GO Battle League is the main reason I still play Pokémon GO. The walking component is also critically important considering I sit at a desk 40 hours a week with a commute four of the five days, but without a reason to grind for resources, to Best Buddy Pokémon for that extra level up, to search for the best version of Pokémon with the best possible stats, the motivation wouldn’t quite be the same. In saying this, I admit my relationship with GBL is, to put it mildly, complicated. Maybe at some point I’ll explore it in greater detail here on The PoGO Journal, but while I enjoy the theory behind battling and coming up with different teams and strategies to find success, at the same time, I also feel a sense of anxiety each time I queue up and get ready for battle. When I win, I’m frequently more relieved than unabashedly happy. When I lose, it can put me in a bad mood for hours after the fact. It’s a real rollercoaster of emotions.
Overall, Pokémon GO is a huge time-sink for me, and I’m not even among the most dedicated players out there. For the kinds of Trainers who qualify for Worlds, they’re exemplifying a real commitment to Niantic’s stated goals. They’re the kinds of players you want as ambassadors for your brand, getting out and catching Pokémon, meeting up with others to complete Raids, and hatching Pokémon from Eggs. They have a vested interest in seeing the game not only survive, but flourish. By playing PoGO as completely as they do, they’re serving as an inspiration to other would-be competitors or those simply looking to improve and learn about Pokémon. If more of them were to receive enthusiastic backing from the developer behind the game, their stories could be great marketing amid repeated bad press and customer dissatisfaction.

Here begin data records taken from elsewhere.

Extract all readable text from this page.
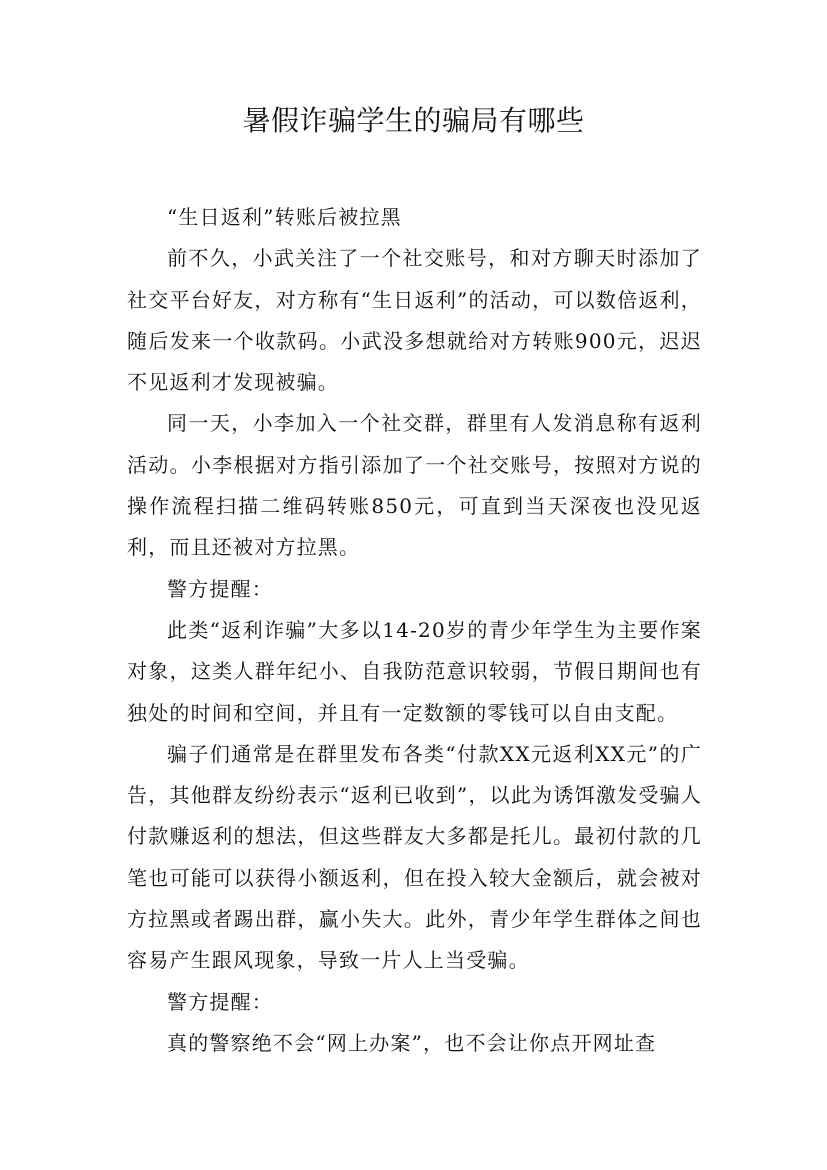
暑假诈骗学生的骗局有哪些

“生日返利”转账后被拉黑

前不久，小武关注了一个社交账号，和对方聊天时添加了社交平台好友，对方称有“生日返利”的活动，可以数倍返利，随后发来一个收款码。小武没多想就给对方转账900元，迟迟不见返利才发现被骗。

同一天，小李加入一个社交群，群里有人发消息称有返利活动。小李根据对方指引添加了一个社交账号，按照对方说的操作流程扫描二维码转账850元，可直到当天深夜也没见返利，而且还被对方拉黑。

警方提醒：

此类“返利诈骗”大多以14-20岁的青少年学生为主要作案对象，这类人群年纪小、自我防范意识较弱，节假日期间也有独处的时间和空间，并且有一定数额的零钱可以自由支配。

骗子们通常是在群里发布各类“付款XX元返利XX元”的广告，其他群友纷纷表示“返利已收到”，以此为诱饵激发受骗人付款赚返利的想法，但这些群友大多都是托儿。最初付款的几笔也可能可以获得小额返利，但在投入较大金额后，就会被对方拉黑或者踢出群，赢小失大。此外，青少年学生群体之间也容易产生跟风现象，导致一片人上当受骗。

警方提醒：

真的警察绝不会“网上办案”，也不会让你点开网址查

If Niantic truly wants to profit from their blood, sweat, and tears, however, it has to rise to the occasion. The 2024 World Championships Celebration event is a good potential steppingstone on the uphill path to esports relevancy, but John Hanke & Co. need to pave it with more than just good intentions. The upcoming Season 20 of GO Battle League isn’t necessarily make-or-break for Pokémon GO, but in the face of declining engagement, it does feel critically important. Time to put up or shut up, Niantic.
Pretty much in agreement here!
My favourite thing about the event is that Body Slam Lickitung will be available in the wild, I think that’s a really nice touch.
The paid ticket screams of them knowing that they can put GL Cress in research & battlers will pay whatever money for another shot at good IVs (I will not).
We’ve spoken about the state of GBL a fair bit, so I know you’re aware my thoughts match your own! It does very much feel like an afterthought currently, I would love it if they put more time/effort/thought/love into it. Not going to hold my breath though…
Wow! Something positive from Niantic! Hopefully this trend will continue!